Lynn Ellis, legislative director for the coalition, said that in the wake of the Lewiston shootings, the coalition is prioritizing an assault weapons ban, a red flag law, universal background checks and a 72-hour waiting period on gun sales.

“As far as additional legislation, we are looking into it and doing research and will come up with a statement if and when a bill comes through,” Ellis said when asked about White’s proposal.



The Maine Constitution limits the kinds of new bills that can be introduced in the upcoming second session, so White’s bill would need to be deemed an emergency measure to be considered in January. Any decisions about which new bills get taken up will be made in the coming weeks by the 10-member Legislative Council chaired by Senate President Troy Jackson, D-Allagash.

A spokesperson for Jackson said Friday that he does not support White’s proposal and “has serious concerns about it,” but did not elaborate further. Other legislative leaders expressed a range of opinions.

“We have a number of bills already in circulation on gun safety. … My first inclination is hesitation on letting anything in – not just this, but anything,” said House Majority Leader Mo Terry, D-Gorham. “I would really need to hear his argument as to the importance of it.”

Assistant Senate Minority Leader Lisa Keim, R-Dixfield, said lawmakers should be looking at how the state’s current laws, like its yellow flag law and prohibitions on possessing firearms, are working before considering new laws, and said she would have to give further thought to whether White’s proposal should be taken up.

“One benefit of the bill is the conversation around the impact of gun-free zones,” Keim said. “I think that is a conversation worth having, even if I disagree about the liability piece.”


Assistant House Minority Leader Amy Arata, R-New Gloucester, said she would not be inclined to support White’s bill or allow it in for the upcoming session.

“I believe private businesses should have the right to restrict guns if they want to and that the person who should be held responsible for a violent crime is the person who committed the violent crime,” Arata said.
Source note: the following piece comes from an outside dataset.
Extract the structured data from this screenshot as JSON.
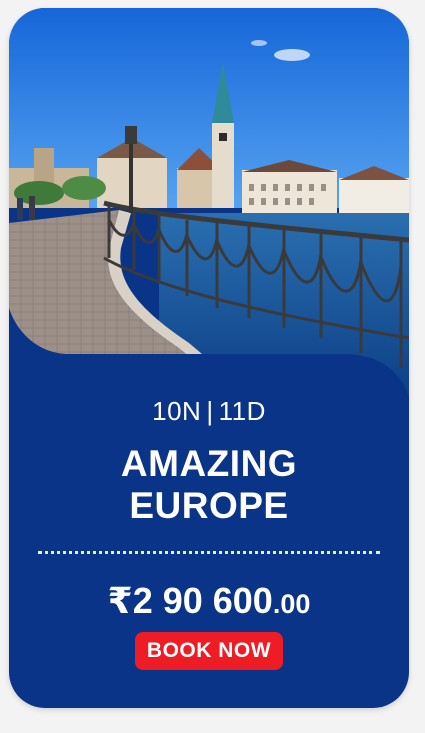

She said she didn’t believe the proposal would have much support among Republicans, though at least one other party member expressed support this week for legislation related to gun-free zones.

“Something that I think needs to be looked into, that I think is frankly ignored in the aftermath of events like (the Lewiston shootings), is that one of the underlying common denominators is the prevalence of gun-free zones,” said Sen. Eric Brakey, R-Auburn.

Brakey did not mention White’s proposal specifically, but said he has questions in the wake of the shootings about gun-free zones and what kind of liability is appropriate.

“It’s hard to play games of ‘what if’ after the fact, but you do wonder what if one of those individuals who was there had a firearm with them and they were trained and a responsible gun owner who could have defended other people,” Brakey said.

Staff Writer Randy Billings contributed to this story.